The proposed rule  appears to be a solution in search of a problem.   The proposal states “the losses suffered by (one particular) fund and in the other examples we discuss are extreme.  Funds rarely suffer such large and rapid losses” (page 17).   There were only a few examples, and I did not find any statistics stating the extent of funds that liquidated due to the use of leveraged/inverse strategies.
 
“Investors ... who may not evaluate their portfolio frequently may experience large and unexpected losses or experience results different from what they anticipated” (page 178).  This is not true if the investor read the prospectus and disclosures provided by the fund.
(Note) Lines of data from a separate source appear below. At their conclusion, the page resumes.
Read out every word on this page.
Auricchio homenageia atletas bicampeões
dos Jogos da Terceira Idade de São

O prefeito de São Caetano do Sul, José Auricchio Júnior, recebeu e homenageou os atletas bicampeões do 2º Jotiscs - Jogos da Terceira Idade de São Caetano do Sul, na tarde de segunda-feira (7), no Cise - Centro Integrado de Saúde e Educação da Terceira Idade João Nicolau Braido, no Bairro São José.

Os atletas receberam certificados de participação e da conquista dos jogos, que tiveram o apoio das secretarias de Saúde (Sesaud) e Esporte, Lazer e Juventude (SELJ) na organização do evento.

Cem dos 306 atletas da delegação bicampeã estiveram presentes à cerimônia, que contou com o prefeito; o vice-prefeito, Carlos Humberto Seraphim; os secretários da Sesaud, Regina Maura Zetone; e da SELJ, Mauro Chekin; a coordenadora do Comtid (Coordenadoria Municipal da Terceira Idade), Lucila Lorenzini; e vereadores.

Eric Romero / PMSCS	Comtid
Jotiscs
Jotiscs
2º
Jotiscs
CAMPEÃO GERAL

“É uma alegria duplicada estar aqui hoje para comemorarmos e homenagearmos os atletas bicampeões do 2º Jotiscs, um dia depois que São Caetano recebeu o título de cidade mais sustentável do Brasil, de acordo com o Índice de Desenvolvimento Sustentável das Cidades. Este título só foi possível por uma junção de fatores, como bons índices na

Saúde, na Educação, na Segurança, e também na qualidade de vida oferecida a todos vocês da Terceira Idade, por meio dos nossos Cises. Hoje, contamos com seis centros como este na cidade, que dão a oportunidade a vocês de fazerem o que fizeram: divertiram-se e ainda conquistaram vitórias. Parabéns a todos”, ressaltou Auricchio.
The prospectus outlines clearly the risk of leveraged funds and the impact of volatility on leveraged funds.
 
The funds “are generally intended as short term trading tools” (page 177).  “Some segment of investors may hold leveraged/inverse funds for long periods of time which can lead to significant losses under certain circumstances” (page 179).   It is not the length of time the fund is held that causes significant loss, it is the investor not monitoring his portfolio frequently.  An investor that purchased the funds the day before a market downturn will incur significant losses just as an investor that held the funds long term will experience significant losses in a market downturn.  While these funds are not buy and hold investments, they are in fact long term investments.  The  returns for TQQQ, a 3x leveraged fund, as of 02/28/2020 are more than 33% annually for the 1, 3, 5, and 10 year periods.. These are certainly long term investments.  Simply using a mental trailing stop and frequently evaluating the portfolio would allow the investor to sell the fund before suffering tremendous losses. 
 
Setting financial criteria before allowing investment in leveraged/inverse funds is unreasonable.  The opportunities these funds provide should not be limited only to the wealthy.  Individual investors are best at determining what is the most appropriate investment for themselves, not a government agency.  All investments require a certain level of knowledge.  The belief that restricting or excluding these funds from certain investors because they do not have and cannot obtain this knowledge is incorrect.  In addition, restrictions on the sale of these funds could result in reduced availability from major brokerage firms.  This would affect all investors in these funds.
 
Leveraged/inverse funds can be used to reduce risk.  For a portfolio comprised of 33% S&P 500 3x fund and 67% US Treasury Bonds, the balance of the portfolio is 67% US Treasury Bonds if the leveraged S&P 500 fund value goes to zero.  Risk is reduced even though the portfolio is 100% invested in the S&P 500.  Not to mention an investor that is monitoring his portfolio would sell the leveraged fund before it goes to zero.  On the other hand a portfolio comprised of 100% unleveraged S&P 500 index fund (only) could decline by 50% or more in a bear market resulting in a portfolio balance of 50% S&P 500.  An inverse fund can be used to hedge the risk of a stock portfolio comprised of positions an investor prefers not to sell.  
 
In summary: Bold, clear disclosure is the best means of informing investors of investment risk for leveraged/inverse funds.  These funds should not be limited to purchase only by the wealthy.  Investors should be aware of the risk of these funds if they reviewed the first several pages of the prospectus.  While the funds are not buy and hold investments, they can be used long term.  The funds can be used to reduce risk in a portfolio. These funds play an important part of my portfolio both from an opportunity standpoint as well as risk management.